I’ve already given my reasons why I think NLS’ “The Homestead” story matters. Now, one of the people I respect the most in Virginia politics, Sen. Chap Petersen (D-34th), has weighed in with his thoughts as well. Chap’s main points are:
*He doesn’t believe The Homestead is “a precise fit (to put it mildly) with the Democratic brand which is giving a voice to working people.”
*He “largely agree[s] with the criticisms” made “on the liberal blogs” (note: do we ever see criticism of Republican schmoozefests with corporate lobbyists on the Republican blogs? Hmmmm.)
*Overall, activities at The Homestead were “pretty mundane” – cocktail parties, skeet shooting, wild orgies. OK, that last one is a joke, which is pretty much Chap’s entire point, that this thing isn’t really as nefarious as it sounds on the surface. That’s fine, but I’m still not sure why we all shouldn’t be uncomfortable about our elected officials hobnobbing for several days at a swanky resort with corporate lobbyists, in the absence of any media “sunshine” on the whole thing.

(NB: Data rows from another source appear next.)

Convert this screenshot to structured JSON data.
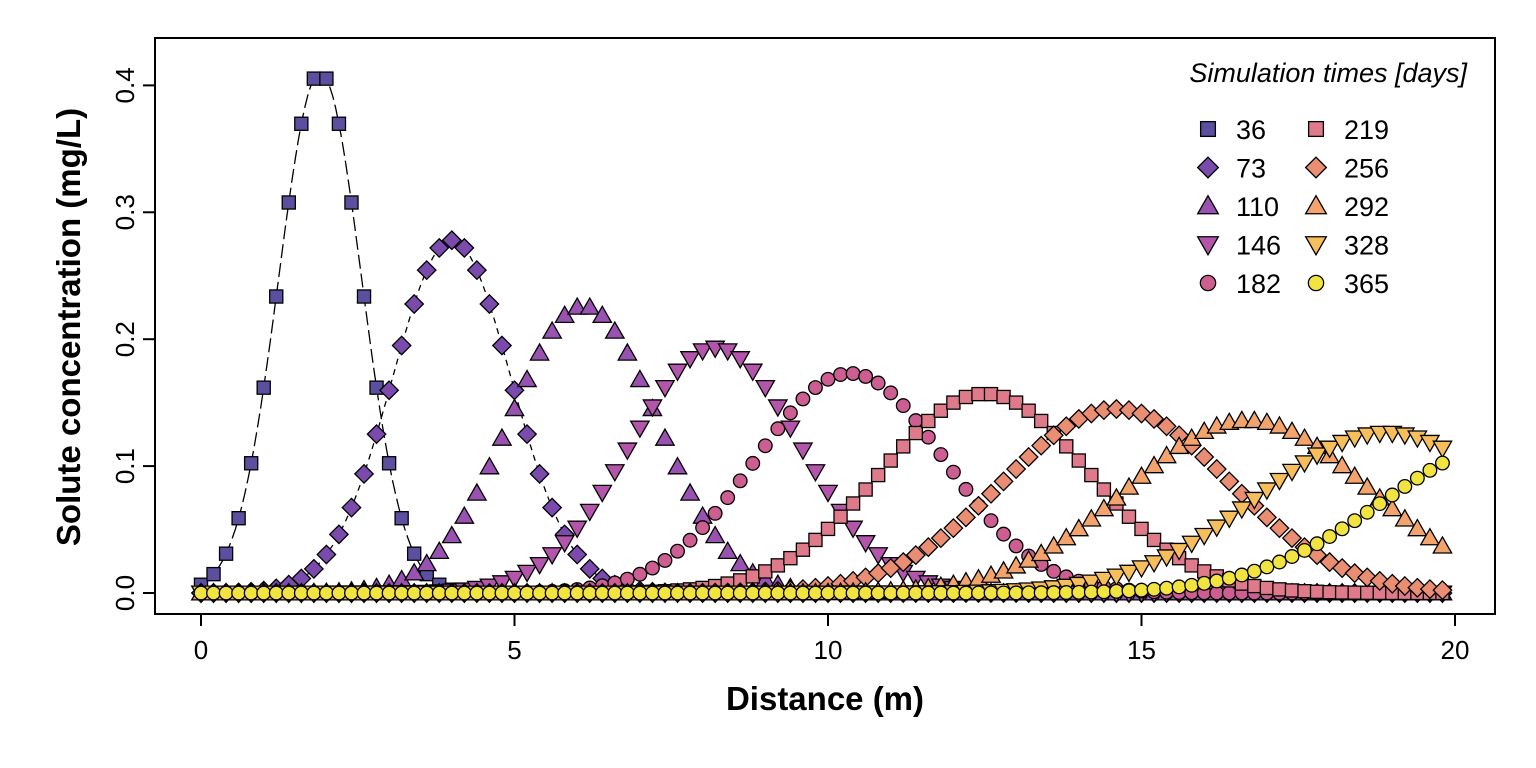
{
  "chart_data": {
    "type": "scatter",
    "xlabel": "Distance (m)",
    "ylabel": "Solute concentration (mg/L)",
    "xlim": [
      0,
      20
    ],
    "ylim": [
      0,
      0.42
    ],
    "x_ticks": [
      "0",
      "5",
      "10",
      "15",
      "20"
    ],
    "y_ticks": [
      "0.0",
      "0.1",
      "0.2",
      "0.3",
      "0.4"
    ],
    "grid": false,
    "legend": {
      "title": "Simulation times [days]",
      "placement": "top-right",
      "columns": 2
    },
    "x_sampling": {
      "start": 0,
      "step": 0.2,
      "end": 19.8
    },
    "series": [
      {
        "name": "36",
        "marker": "square",
        "color": "#5A509F",
        "peak_x": 1.9,
        "peak_y": 0.41,
        "spread": 0.66,
        "dashed_line": true
      },
      {
        "name": "73",
        "marker": "diamond",
        "color": "#7A4BAC",
        "peak_x": 4.0,
        "peak_y": 0.278,
        "spread": 0.95,
        "dashed_line": true
      },
      {
        "name": "110",
        "marker": "triangle-up",
        "color": "#9A52B2",
        "peak_x": 6.1,
        "peak_y": 0.226,
        "spread": 1.17
      },
      {
        "name": "146",
        "marker": "triangle-down",
        "color": "#B355AB",
        "peak_x": 8.2,
        "peak_y": 0.193,
        "spread": 1.35
      },
      {
        "name": "182",
        "marker": "circle",
        "color": "#CC5E91",
        "peak_x": 10.35,
        "peak_y": 0.173,
        "spread": 1.51
      },
      {
        "name": "219",
        "marker": "square",
        "color": "#DE7A8A",
        "peak_x": 12.5,
        "peak_y": 0.157,
        "spread": 1.66
      },
      {
        "name": "256",
        "marker": "diamond",
        "color": "#EA8E73",
        "peak_x": 14.6,
        "peak_y": 0.145,
        "spread": 1.8
      },
      {
        "name": "292",
        "marker": "triangle-up",
        "color": "#F3A46C",
        "peak_x": 16.7,
        "peak_y": 0.136,
        "spread": 1.92
      },
      {
        "name": "328",
        "marker": "triangle-down",
        "color": "#F7BE5C",
        "peak_x": 18.9,
        "peak_y": 0.126,
        "spread": 2.03
      },
      {
        "name": "365",
        "marker": "circle",
        "color": "#F2E440",
        "peak_x": 21.0,
        "peak_y": 0.12,
        "spread": 2.13
      }
    ]
  }
}
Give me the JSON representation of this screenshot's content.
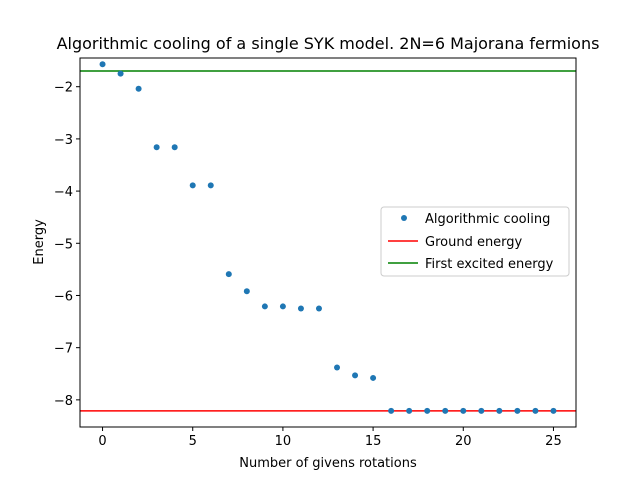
{
  "chart_data": {
    "type": "scatter",
    "title": "Algorithmic cooling of a single SYK model. 2N=6 Majorana fermions",
    "xlabel": "Number of givens rotations",
    "ylabel": "Energy",
    "xlim": [
      -1.25,
      26.25
    ],
    "ylim": [
      -8.52,
      -1.45
    ],
    "xticks": [
      0,
      5,
      10,
      15,
      20,
      25
    ],
    "yticks": [
      -8,
      -7,
      -6,
      -5,
      -4,
      -3,
      -2
    ],
    "grid": false,
    "legend_position": "center-right",
    "series": [
      {
        "name": "Algorithmic cooling",
        "kind": "scatter",
        "color": "#1f77b4",
        "x": [
          0,
          1,
          2,
          3,
          4,
          5,
          6,
          7,
          8,
          9,
          10,
          11,
          12,
          13,
          14,
          15,
          16,
          17,
          18,
          19,
          20,
          21,
          22,
          23,
          24,
          25
        ],
        "y": [
          -1.57,
          -1.75,
          -2.04,
          -3.16,
          -3.16,
          -3.89,
          -3.89,
          -5.59,
          -5.92,
          -6.21,
          -6.21,
          -6.25,
          -6.25,
          -7.38,
          -7.53,
          -7.58,
          -8.21,
          -8.21,
          -8.21,
          -8.21,
          -8.21,
          -8.21,
          -8.21,
          -8.21,
          -8.21,
          -8.21
        ]
      },
      {
        "name": "Ground energy",
        "kind": "hline",
        "color": "#ff0000",
        "y": -8.21
      },
      {
        "name": "First excited energy",
        "kind": "hline",
        "color": "#008000",
        "y": -1.7
      }
    ]
  }
}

*Finally, Chap repeats his call to reform Virginia’s lax campaign finance “laws that permit unlimited donations, both personal and corporate.” Unfortunately, Chap points out, as long as the system remains intact, he has little choice but to operate within it. Which is exactly why we need reform, such as a system of public financing, for our electoral process. In short, we need to separate our elected officials from the powerful and the wealthy, so that they respond proportionally more to the “regular people” rather than those who can afford to buy access. Even if there are many good politicians, like Chap Petersen and Donald McEachin out there, who are ethical despite the system, that doesn’t mean everyone else is like Chap and Donald. Regardless, we should change the system so that we get rid of even the appearance of impropriety. We should do this, but I’m not holding my breath that we will, at least anytime soon, in Virginia. Sigh.